Question

A thin uniform rod of length 4l, mass 4m is bent at the points as shown in the fig. What is the moment of inertia of the rod about the axis passing point O and perpendicular to the plane of the paper?

A. $\dfrac{ml^2}{3}$
B. $\dfrac{10ml^2}{3}$
C. $\dfrac{ml^2}{12}$
D. $\dfrac{ml^2}{24}$

Answer 1

Hint: This question can merely be solved by using parallel axis theorem and use of some simple geometry. Though the question might appear complicated, we still have some symmetry. We can break the rod from the middle and get two equal V.

Formula used:
Parallel axis theorem:
The moment of inertia of a body about an axis parallel to its centre of mass axis is given by:
$I = I_{CM} + Md^2$
where l is the length from the centre to the required axis.

Complete answer:
Break the W from the middle first, as we can get the result as twice of this.
Now, we have 2 further segments. Let's treat them one by one.
Consider the one attached to the axis in question:
Its centre has a distance of (l/2) from the axis so on applying parallel axis theorem, we get:
$I_1 = \dfrac{Ml^2}{12} + \dfrac{Ml^2}{4}$
$I_1 = \dfrac{Ml^2}{3}$
Where we know that a rod of length L has a moment of inertia of
$\dfrac{ML^2}{12}$
perpendicular to the length through the centre.
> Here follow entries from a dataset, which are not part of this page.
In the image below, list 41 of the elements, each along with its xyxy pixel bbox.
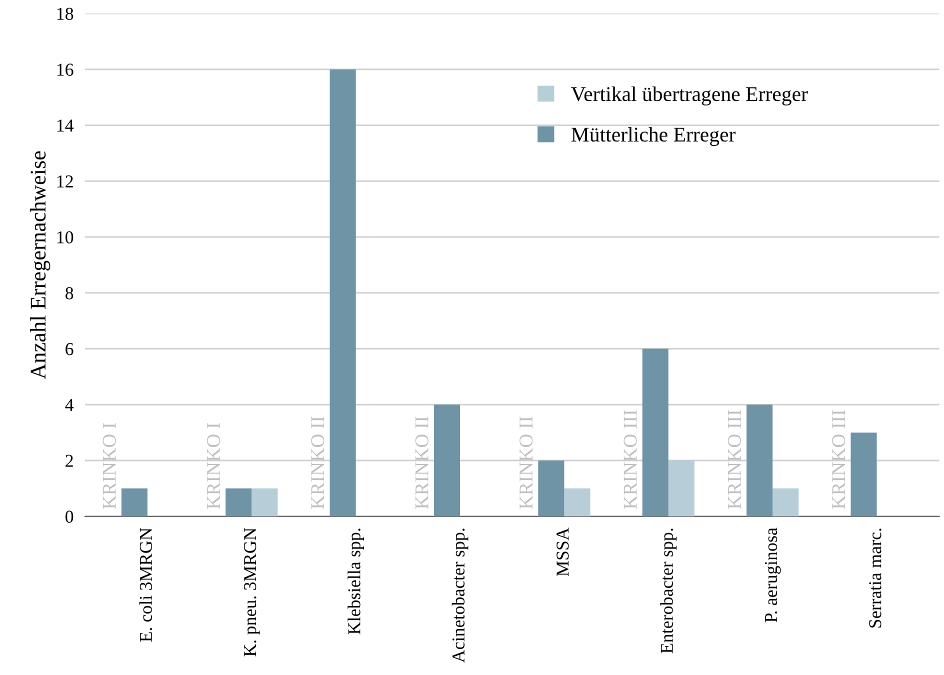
bar: [121, 488, 148, 516]
x-tick-label: MSSA: [556, 528, 569, 576]
y-tick-label: 8: [66, 287, 74, 300]
annotation: KRINKO II: [415, 416, 428, 509]
bar: [252, 488, 278, 516]
x-tick-label: K. pneu. 3MRGN: [244, 528, 260, 656]
bar: [330, 69, 356, 516]
y-axis-title: Anzahl Erregernachweise: [30, 151, 50, 380]
y-tick-label: 18: [57, 8, 74, 20]
y-tick-label: 2: [66, 454, 73, 467]
x-tick-label: Enterobacter spp.: [660, 528, 677, 654]
annotation: KRINKO I: [102, 423, 116, 509]
bar: [642, 348, 668, 516]
annotation: KRINKO III: [728, 410, 741, 509]
legend-label: Vertikal übertragene Erreger: [571, 86, 808, 106]
annotation: KRINKO II: [520, 416, 533, 509]
legend-label: Mütterliche Erreger: [571, 127, 736, 146]
y-tick-label: 10: [57, 231, 74, 244]
y-tick-label: 16: [57, 64, 74, 76]
y-tick-label: 12: [57, 175, 73, 188]
bar: [538, 460, 564, 516]
annotation: KRINKO I: [206, 423, 220, 509]
y-tick-label: 4: [65, 399, 74, 411]
bar: [434, 404, 460, 516]
x-tick-label: Serratia marc.: [869, 528, 882, 628]
x-tick-label: P. aeruginosa: [764, 528, 781, 622]
x-tick-label: E. coli 3MRGN: [139, 528, 152, 642]
annotation: KRINKO III: [832, 410, 846, 509]
bar: [850, 432, 877, 516]
x-tick-label: Klebsiella spp.: [348, 528, 364, 634]
y-tick-label: 0: [66, 510, 74, 523]
y-tick-label: 14: [57, 120, 74, 132]
bar: [668, 460, 694, 516]
bar: [746, 404, 773, 516]
x-tick-label: Acinetobacter spp.: [452, 528, 468, 663]
bar: [772, 488, 799, 516]
bar: [564, 488, 590, 516]
y-tick-label: 6: [66, 343, 74, 356]
annotation: KRINKO III: [624, 410, 637, 509]
bar: [226, 488, 252, 516]
annotation: KRINKO II: [311, 416, 324, 509]
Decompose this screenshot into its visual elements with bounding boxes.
Now, for the remaining length (of our V), we observe a right angled triangle forming as:

So, the distance from the axis to the centre of this segment becomes:
$d = \sqrt{\dfrac{l^2}{4} + l^2}$
$d = \sqrt{\dfrac{5l^2}{4}}$
Keeping this in the parallel axis theorem:
$I_2 = \dfrac{Ml^2}{12} + \dfrac{5Ml^2}{4}$

$I_2 = \dfrac{4 Ml^2}{3}$
Adding the two contributions we get:

$I_1+ I_2 = \dfrac{5 Ml^2}{3}$

This is for only half of our W. For the other half, we just make twice of this so we get,
$2(I_1+ I_2 )= \dfrac{10 Ml^2}{3}$

So, the correct answer is “Option D”.

Note:
In the moment of inertia questions, always the axis should be noted correctly. If we misplace the axis, the entire solution changes. Like in our case, we measured the distances of the centre of both rod segments from the point O which was given to us as perpendicular to the plane of paper (from O).